Passados
oito meses de ausência amanhã volto à minha aldeia, mas a viagem será bem diferente
da que fiz em Março de 1964, depois de mais de uma década de desterro
voluntário.
Por boa sorte e muito
trabalho, desde há algum tempo a vida corria-me tanto de feição que perdera o
medo dos fins do mês e das ameaças do fisco, de modo que um belo dia me pude
dar ao que era então verdadeiro luxo: comprar um carro.
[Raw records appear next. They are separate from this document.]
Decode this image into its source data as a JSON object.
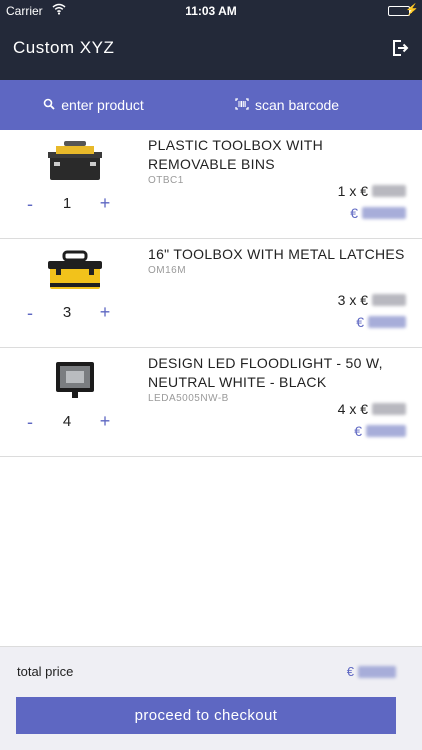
{
  "status_bar": {
    "carrier": "Carrier",
    "time": "11:03 AM",
    "battery_level": 1.0
  },
  "header": {
    "title": "Custom XYZ",
    "logout_icon": "logout-icon"
  },
  "actions": {
    "enter_product_label": "enter product",
    "enter_product_icon": "search-icon",
    "scan_barcode_label": "scan barcode",
    "scan_barcode_icon": "barcode-icon"
  },
  "items": [
    {
      "name": "PLASTIC TOOLBOX WITH REMOVABLE BINS",
      "sku": "OTBC1",
      "quantity": "1",
      "unit_prefix": "1 x €",
      "total_prefix": "€",
      "image": "toolbox-black-image"
    },
    {
      "name": "16\" TOOLBOX WITH METAL LATCHES",
      "sku": "OM16M",
      "quantity": "3",
      "unit_prefix": "3 x €",
      "total_prefix": "€",
      "image": "toolbox-yellow-image"
    },
    {
      "name": "DESIGN LED FLOODLIGHT - 50 W, NEUTRAL WHITE - BLACK",
      "sku": "LEDA5005NW-B",
      "quantity": "4",
      "unit_prefix": "4 x €",
      "total_prefix": "€",
      "image": "floodlight-image"
    }
  ],
  "controls": {
    "minus": "-",
    "plus": "+"
  },
  "footer": {
    "total_label": "total price",
    "total_prefix": "€",
    "checkout_label": "proceed to checkout"
  },
  "colors": {
    "header_bg": "#232939",
    "accent": "#5e67c2",
    "footer_bg": "#efeff4"
  }
}
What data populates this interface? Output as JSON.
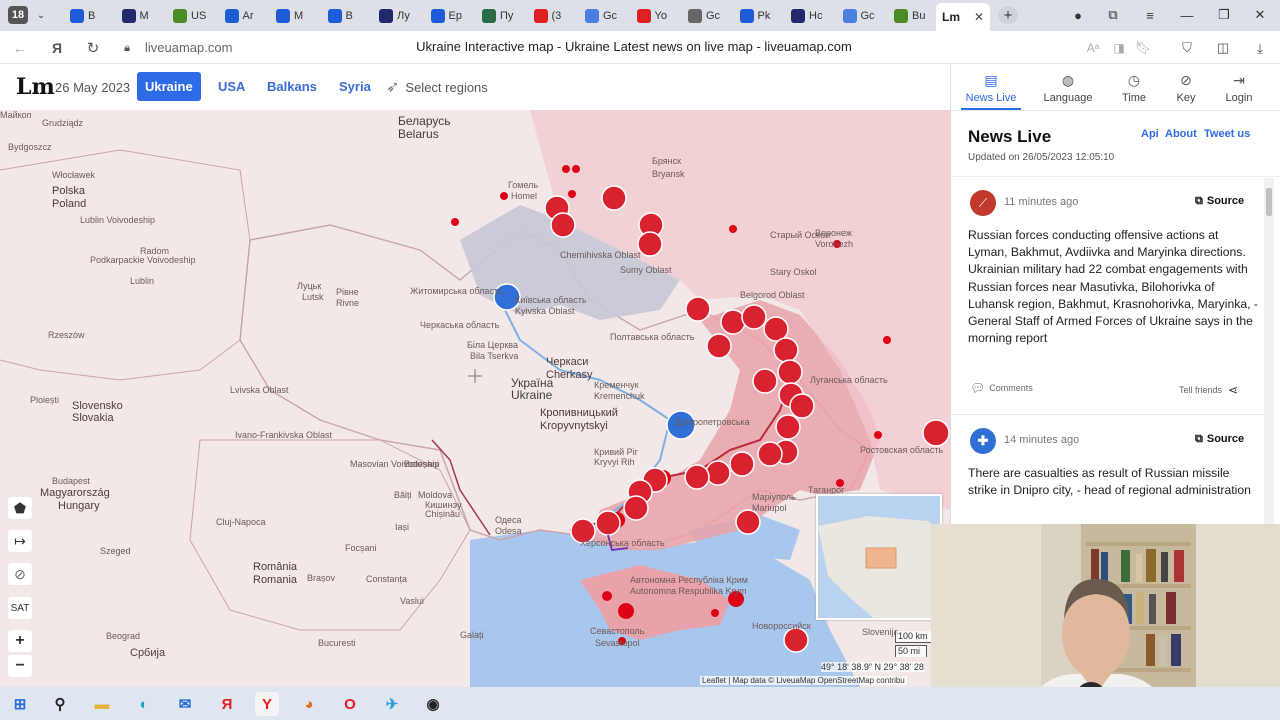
{
  "browser": {
    "tab_count": "18",
    "tabs": [
      {
        "label": "В",
        "color": "#1e5bd8"
      },
      {
        "label": "М",
        "color": "#1f2a6b"
      },
      {
        "label": "US",
        "color": "#4d8a2a"
      },
      {
        "label": "Ar",
        "color": "#1e5bd8"
      },
      {
        "label": "М",
        "color": "#1e5bd8"
      },
      {
        "label": "В",
        "color": "#1e5bd8"
      },
      {
        "label": "Лу",
        "color": "#1f2a6b"
      },
      {
        "label": "Ер",
        "color": "#1e5bd8"
      },
      {
        "label": "Пу",
        "color": "#2a6b4a"
      },
      {
        "label": "(3",
        "color": "#e02020"
      },
      {
        "label": "Gc",
        "color": "#4a7fe0"
      },
      {
        "label": "Yo",
        "color": "#e02020"
      },
      {
        "label": "Gc",
        "color": "#666666"
      },
      {
        "label": "Pk",
        "color": "#1e5bd8"
      },
      {
        "label": "Hc",
        "color": "#1f2a6b"
      },
      {
        "label": "Gc",
        "color": "#4a7fe0"
      },
      {
        "label": "Bu",
        "color": "#4d8a2a"
      }
    ],
    "active_tab_icon": "Lm",
    "url": "liveuamap.com",
    "page_title": "Ukraine Interactive map - Ukraine Latest news on live map - liveuamap.com"
  },
  "site": {
    "logo": "Lm",
    "date": "26 May 2023",
    "regions": [
      "Ukraine",
      "USA",
      "Balkans",
      "Syria"
    ],
    "active_region": "Ukraine",
    "select_regions": "Select regions"
  },
  "panel": {
    "tabs": [
      {
        "label": "News Live",
        "icon": "news-icon"
      },
      {
        "label": "Language",
        "icon": "globe-icon"
      },
      {
        "label": "Time",
        "icon": "clock-icon"
      },
      {
        "label": "Key",
        "icon": "compass-icon"
      },
      {
        "label": "Login",
        "icon": "login-icon"
      }
    ],
    "title": "News Live",
    "links": [
      "Api",
      "About",
      "Tweet us"
    ],
    "updated": "Updated on 26/05/2023 12:05:10",
    "news": [
      {
        "time": "11 minutes ago",
        "source": "Source",
        "icon_color": "#c0392b",
        "text": "Russian forces conducting offensive actions at Lyman, Bakhmut, Avdiivka and Maryinka directions. Ukrainian military had 22 combat engagements with Russian forces near Masutivka, Bilohorivka of Luhansk region, Bakhmut, Krasnohorivka, Maryinka, - General Staff of Armed Forces of Ukraine says in the morning report",
        "comments": "Comments",
        "tell": "Tell friends"
      },
      {
        "time": "14 minutes ago",
        "source": "Source",
        "icon_color": "#2f6fd6",
        "text": "There are casualties as result of Russian missile strike in Dnipro city, - head of regional administration"
      }
    ]
  },
  "map": {
    "labels": [
      {
        "t": "Bydgoszcz",
        "c": ""
      },
      {
        "t": "Grudziądz",
        "c": ""
      },
      {
        "t": "Włocławek",
        "c": ""
      },
      {
        "t": "Polska",
        "c": "big"
      },
      {
        "t": "Poland",
        "c": "big"
      },
      {
        "t": "Radom",
        "c": ""
      },
      {
        "t": "Lublin",
        "c": ""
      },
      {
        "t": "Rzeszów",
        "c": ""
      },
      {
        "t": "Slovensko",
        "c": "big"
      },
      {
        "t": "Slovakia",
        "c": "big"
      },
      {
        "t": "Budapest",
        "c": ""
      },
      {
        "t": "Magyarország",
        "c": "big"
      },
      {
        "t": "Hungary",
        "c": "big"
      },
      {
        "t": "Szeged",
        "c": ""
      },
      {
        "t": "Cluj-Napoca",
        "c": ""
      },
      {
        "t": "România",
        "c": "big"
      },
      {
        "t": "Romania",
        "c": "big"
      },
      {
        "t": "Brașov",
        "c": ""
      },
      {
        "t": "Beograd",
        "c": ""
      },
      {
        "t": "Србија",
        "c": "big"
      },
      {
        "t": "Bucuresti",
        "c": ""
      },
      {
        "t": "Беларусь",
        "c": "country"
      },
      {
        "t": "Belarus",
        "c": "country"
      },
      {
        "t": "Гомель",
        "c": ""
      },
      {
        "t": "Homel",
        "c": ""
      },
      {
        "t": "Брянск",
        "c": ""
      },
      {
        "t": "Bryansk",
        "c": ""
      },
      {
        "t": "Воронеж",
        "c": ""
      },
      {
        "t": "Voronezh",
        "c": ""
      },
      {
        "t": "Луцьк",
        "c": ""
      },
      {
        "t": "Lutsk",
        "c": ""
      },
      {
        "t": "Рівне",
        "c": ""
      },
      {
        "t": "Rivne",
        "c": ""
      },
      {
        "t": "Біла Церква",
        "c": ""
      },
      {
        "t": "Bila Tserkva",
        "c": ""
      },
      {
        "t": "Черкаси",
        "c": "big"
      },
      {
        "t": "Cherkasy",
        "c": "big"
      },
      {
        "t": "Україна",
        "c": "country"
      },
      {
        "t": "Ukraine",
        "c": "country"
      },
      {
        "t": "Кропивницький",
        "c": "big"
      },
      {
        "t": "Kropyvnytskyi",
        "c": "big"
      },
      {
        "t": "Кривий Ріг",
        "c": ""
      },
      {
        "t": "Kryvyi Rih",
        "c": ""
      },
      {
        "t": "Кременчук",
        "c": ""
      },
      {
        "t": "Kremenchuk",
        "c": ""
      },
      {
        "t": "Маріуполь",
        "c": ""
      },
      {
        "t": "Mariupol",
        "c": ""
      },
      {
        "t": "Таганрог",
        "c": ""
      },
      {
        "t": "Кишинэу",
        "c": ""
      },
      {
        "t": "Chișinău",
        "c": ""
      },
      {
        "t": "Moldova",
        "c": ""
      },
      {
        "t": "Одеса",
        "c": ""
      },
      {
        "t": "Odesa",
        "c": ""
      },
      {
        "t": "Севастополь",
        "c": ""
      },
      {
        "t": "Sevastopol",
        "c": ""
      },
      {
        "t": "Новороссийск",
        "c": ""
      },
      {
        "t": "Старый Оскол",
        "c": ""
      },
      {
        "t": "Stary Oskol",
        "c": ""
      },
      {
        "t": "Черкаська область",
        "c": ""
      },
      {
        "t": "Житомирська область",
        "c": ""
      },
      {
        "t": "Київська область",
        "c": ""
      },
      {
        "t": "Kyivska Oblast",
        "c": ""
      },
      {
        "t": "Полтавська область",
        "c": ""
      },
      {
        "t": "Дніпропетровська",
        "c": ""
      },
      {
        "t": "Луганська область",
        "c": ""
      },
      {
        "t": "Ростовская область",
        "c": ""
      },
      {
        "t": "Автономна Республіка Крим",
        "c": ""
      },
      {
        "t": "Autonomna Respublika Krym",
        "c": ""
      },
      {
        "t": "Херсонська область",
        "c": ""
      },
      {
        "t": "Chernihivska Oblast",
        "c": ""
      },
      {
        "t": "Sumy Oblast",
        "c": ""
      },
      {
        "t": "Belgorod Oblast",
        "c": ""
      },
      {
        "t": "Ivano-Frankivska Oblast",
        "c": ""
      },
      {
        "t": "Lvivska Oblast",
        "c": ""
      },
      {
        "t": "Podkarpackie Voivodeship",
        "c": ""
      },
      {
        "t": "Lublin Voivodeship",
        "c": ""
      },
      {
        "t": "Masovian Voivodeship",
        "c": ""
      },
      {
        "t": "Botoșani",
        "c": ""
      },
      {
        "t": "Bălți",
        "c": ""
      },
      {
        "t": "Iași",
        "c": ""
      },
      {
        "t": "Vaslui",
        "c": ""
      },
      {
        "t": "Galați",
        "c": ""
      },
      {
        "t": "Constanța",
        "c": ""
      },
      {
        "t": "Focșani",
        "c": ""
      },
      {
        "t": "Ploiești",
        "c": ""
      },
      {
        "t": "Slovenija",
        "c": ""
      },
      {
        "t": "Майкоп",
        "c": ""
      }
    ],
    "scale_km": "100 km",
    "scale_mi": "50 mi",
    "coords": "49° 18' 38.9\" N 29° 38' 28",
    "attribution": "Leaflet | Map data © LiveuaMap OpenStreetMap contribu",
    "sat": "SAT"
  },
  "taskbar": {
    "items": [
      {
        "name": "start",
        "icon": "windows-icon"
      },
      {
        "name": "search",
        "icon": "search-icon"
      },
      {
        "name": "explorer",
        "icon": "folder-icon"
      },
      {
        "name": "edge",
        "icon": "edge-icon"
      },
      {
        "name": "mail",
        "icon": "mail-icon"
      },
      {
        "name": "yandex",
        "icon": "Я"
      },
      {
        "name": "yandex-browser",
        "icon": "Y"
      },
      {
        "name": "firefox",
        "icon": "firefox-icon"
      },
      {
        "name": "opera",
        "icon": "O"
      },
      {
        "name": "telegram",
        "icon": "telegram-icon"
      },
      {
        "name": "obs",
        "icon": "obs-icon"
      }
    ]
  }
}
Nada de extravagâncias,
porque não me está na maneira de ser, mas também porque a aprendizagem de como
pode ser dura a realidade da vida me deixara
vacinado para todo o sempre.
Foi assim que uma manhã,
num stand, apontei o Fiat 1500 de quatro portas que desde algum tempo trazia de
olho, paguei de contado, umas semanas depois, dando voltas pelas ruas de Amesterdão,
via finalmente realizado o sonho que acalentava desde que, ao redor dos sete ou
oito anos o senhor Artur, nosso vizinho e chofer da Ferreirinha, a histórica
firma de Vinho do Porto, me sentara a segurar o volante do seu camião,
mostrando como se apertava a corneta do cláxon.
“Ao menino e ao borracho
bota Deus a mão por baixo”, mas o provérbio de certeza é também válido para
ignorantes e desastrados, pois doutro modo não se explica que com a carta
tirada havia pouco, e coisa de mês e meio desde que tinha comprado o carro,
metesse nele a mulher, as filhas - então com dois, cinco, sete anos - e bagagem para dois meses de
férias, com uma vaga ideia das distâncias e do tempo preciso, levando por única
bússola os mapas Michelin.
No que respeita hotéis
esperava que os houvesse nos lugares onde decidíssemos pernoitar, o mesmo também
de bombas de gasolina e garagens, se bem que a probabilidade de avarias num
carro acabado de estrear me parecesse nula.
Mais de meio século
passado, dos episódios dessa viagem há um ou outro que de vez em quando vem à
tona, sobretudo por serem abissais as diferenças de conforto e segurança.
Nos quinhentos
quilómetros de Amesterdão a Paris, que hoje faço em pouco mais de quatro horas,
gastámos então dez, e porque de auto-estradas nada havia na Europa fora as que Hitler
construíra na Alemanha, custou-nos quatro dias para atravessar a França, com o
bónus de passarmos por uma infinidade de pitorescas vilas, aldeias, lugarejos, e o susto de em certas curvas lermos em letras
gordas o aviso de que ali tinham morrido sete pessoas, mais além ia a conta em
onze, que desde o começo do ano somavam já vinte e dois os acidentes, ou que os
quilómetros seguintes eram zona onde se tinham dado trágicos desastres.
Sem compreender o que era
aquele aparato de me ultrapassarem com sirenes, luzes a piscar e grandes
gestos, em duas ocasiões tive de pagar multa aos gendarmes que, postados numa
curva, me tinham visto passar sobre a faixa contínua.
A tortuosa travessia dos
Pirenéus tenho-a bem presente pela estreiteza da estrada, a infindável sucessão
de curvas fechadas, os muitos buracos no asfalto, e o incrível número de
camiões caídos nas bermas, alguns há tanto tempo abandonados que a ferrugem
lhes tinha comido a pintura.
Em Espanha, algures
depois de termos passado Burgos, espantou-nos um insólito povoado com três ou
quatro casas, só depois nos dando conta que a gente que ali vivia em extrema
pobreza tinha por moradia as muitas cavernas escavadas na encosta.
Na tarde desse mesmo dia
esperava-nos ainda uma surpresa mais estranha, quando fomos à procura de água
numa povoação a alguma distância da estrada. As ruas eram poucas, mas em
nenhuma vimos gente, cão vadio, coisa que parecesse café ou taberna. De fonte,
fontenário ou nascente de água, nada, o que em desespero me levou a bater a uma
porta. Silêncio total. O mesmo na seguinte e nas duas ou três que ainda tentei.
Talvez fosse por ser hora
de siesta, mas causou-nos aquilo um
tão pesado sentimento de hostilidade e
mau agouro que as crianças deixaram de se queixar.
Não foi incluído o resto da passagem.